La ecografía, también llamada ultrasonografía o ecosonografía, es un procedimiento de diagnóstico usado en los hospitales y clínicas que emplea el ultrasonido para crear imágenes bidimensionales o tridimensionales. Un pequeño instrumento muy similar a un "micrófono" llamado transductor emite ondas de ultrasonidos. Estas ondas sonoras de alta frecuencia se transmiten hacia el área del cuerpo bajo estudio, y se recibe su eco. El transductor es el responsable de enviar pequeños pulsos de ondas acústicas de alta frecuencia, inaudibles por el oído humano las cuales van hacia al interior del cuerpo. Estas rebotarán sobre órganos, tejidos o fluidos y el aparato registrará los cambios mínimos del sonido. Una computadora convierte este eco en una imagen que aparece en la pantalla.

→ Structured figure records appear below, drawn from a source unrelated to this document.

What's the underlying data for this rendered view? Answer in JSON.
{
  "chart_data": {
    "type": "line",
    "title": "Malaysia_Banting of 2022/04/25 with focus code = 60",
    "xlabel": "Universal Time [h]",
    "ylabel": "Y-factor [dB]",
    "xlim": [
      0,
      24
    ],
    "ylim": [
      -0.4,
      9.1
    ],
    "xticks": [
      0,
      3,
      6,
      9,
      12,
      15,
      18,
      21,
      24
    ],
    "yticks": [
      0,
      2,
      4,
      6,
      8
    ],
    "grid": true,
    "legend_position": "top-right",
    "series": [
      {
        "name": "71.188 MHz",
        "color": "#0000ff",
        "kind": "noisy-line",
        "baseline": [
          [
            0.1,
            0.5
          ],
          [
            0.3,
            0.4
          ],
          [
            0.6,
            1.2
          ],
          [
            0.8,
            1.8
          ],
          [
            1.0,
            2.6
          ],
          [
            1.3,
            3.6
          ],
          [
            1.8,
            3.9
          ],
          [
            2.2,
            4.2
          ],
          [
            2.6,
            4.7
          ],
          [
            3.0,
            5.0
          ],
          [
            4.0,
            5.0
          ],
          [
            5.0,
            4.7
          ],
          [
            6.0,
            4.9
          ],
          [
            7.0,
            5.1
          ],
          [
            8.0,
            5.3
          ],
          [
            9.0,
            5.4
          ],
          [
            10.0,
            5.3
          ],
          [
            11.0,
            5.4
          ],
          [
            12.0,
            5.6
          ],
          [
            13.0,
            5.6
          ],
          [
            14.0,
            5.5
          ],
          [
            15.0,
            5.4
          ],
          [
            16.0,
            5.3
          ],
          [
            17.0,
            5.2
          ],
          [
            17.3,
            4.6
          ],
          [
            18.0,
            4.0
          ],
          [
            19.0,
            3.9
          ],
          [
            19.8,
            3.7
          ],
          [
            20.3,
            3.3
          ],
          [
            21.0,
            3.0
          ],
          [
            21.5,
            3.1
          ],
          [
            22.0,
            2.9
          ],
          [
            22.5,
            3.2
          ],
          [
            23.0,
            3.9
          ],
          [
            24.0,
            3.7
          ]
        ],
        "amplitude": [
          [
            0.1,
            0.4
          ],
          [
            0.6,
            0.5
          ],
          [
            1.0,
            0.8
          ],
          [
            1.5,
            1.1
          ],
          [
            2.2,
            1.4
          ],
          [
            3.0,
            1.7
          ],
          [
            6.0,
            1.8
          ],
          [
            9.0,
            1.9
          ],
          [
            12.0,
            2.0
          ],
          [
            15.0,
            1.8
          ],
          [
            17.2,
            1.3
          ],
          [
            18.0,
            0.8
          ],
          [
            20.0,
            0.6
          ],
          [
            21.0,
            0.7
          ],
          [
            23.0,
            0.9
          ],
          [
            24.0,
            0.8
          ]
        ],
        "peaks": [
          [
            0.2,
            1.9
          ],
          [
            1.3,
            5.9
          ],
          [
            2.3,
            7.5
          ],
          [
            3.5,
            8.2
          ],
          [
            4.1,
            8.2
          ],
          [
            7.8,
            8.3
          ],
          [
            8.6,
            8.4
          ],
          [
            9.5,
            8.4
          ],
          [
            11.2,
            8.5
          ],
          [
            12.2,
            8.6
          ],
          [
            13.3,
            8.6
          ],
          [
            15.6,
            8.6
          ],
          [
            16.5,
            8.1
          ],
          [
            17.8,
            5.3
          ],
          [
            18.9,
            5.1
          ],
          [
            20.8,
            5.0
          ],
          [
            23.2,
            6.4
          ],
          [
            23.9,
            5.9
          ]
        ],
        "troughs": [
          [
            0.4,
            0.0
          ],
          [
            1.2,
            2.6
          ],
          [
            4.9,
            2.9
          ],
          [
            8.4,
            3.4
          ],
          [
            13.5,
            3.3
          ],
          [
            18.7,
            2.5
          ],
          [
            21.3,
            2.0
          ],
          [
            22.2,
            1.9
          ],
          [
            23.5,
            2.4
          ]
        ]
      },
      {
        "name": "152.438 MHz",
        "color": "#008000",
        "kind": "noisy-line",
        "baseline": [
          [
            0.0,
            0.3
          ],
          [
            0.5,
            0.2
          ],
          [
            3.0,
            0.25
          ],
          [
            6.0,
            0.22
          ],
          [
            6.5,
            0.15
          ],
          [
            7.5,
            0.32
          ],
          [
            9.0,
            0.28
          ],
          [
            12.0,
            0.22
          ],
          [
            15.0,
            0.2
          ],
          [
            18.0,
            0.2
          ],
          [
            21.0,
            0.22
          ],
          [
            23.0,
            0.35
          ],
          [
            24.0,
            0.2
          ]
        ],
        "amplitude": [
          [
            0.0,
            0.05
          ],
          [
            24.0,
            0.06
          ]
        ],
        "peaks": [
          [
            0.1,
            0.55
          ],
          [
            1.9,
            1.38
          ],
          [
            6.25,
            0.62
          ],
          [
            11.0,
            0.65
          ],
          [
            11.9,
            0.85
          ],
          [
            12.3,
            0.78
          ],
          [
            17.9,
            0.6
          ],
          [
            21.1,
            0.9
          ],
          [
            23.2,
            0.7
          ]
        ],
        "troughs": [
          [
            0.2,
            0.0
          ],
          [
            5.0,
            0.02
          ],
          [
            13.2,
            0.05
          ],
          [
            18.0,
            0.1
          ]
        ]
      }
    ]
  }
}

Este proceso ocurre gracias al llamado efecto piezoeléctrico.

La ecografía es un procedimiento sencillo, a pesar de que se suele realizar en el servicio de radiodiagnóstico; y por dicha sencillez, se usa con frecuencia para visualizar fetos que se están formando así como en ecografía musculoesquelética además de otros muchos usos. Es una prueba no invasiva, de bajo coste y sin riesgos a diferencia de otros procedimientos diagnósticos o pruebas de imagen como la radiografía, en los que se emplea radiación nuclear . Al someterse a un examen de ecografía, el paciente sencillamente se acuesta sobre una mesa y el médico mueve el transductor sobre la piel que se encuentra sobre la parte del cuerpo a examinar. Antes es preciso colocar un gel sobre la piel para la correcta transmisión de los ultrasonidos.​ No obstante, un inconveniente es que la ecografía requiere de una gran periodo de aprendizaje por parte del profesional que la realiza con el fin de interpretar correctamente las imágenes.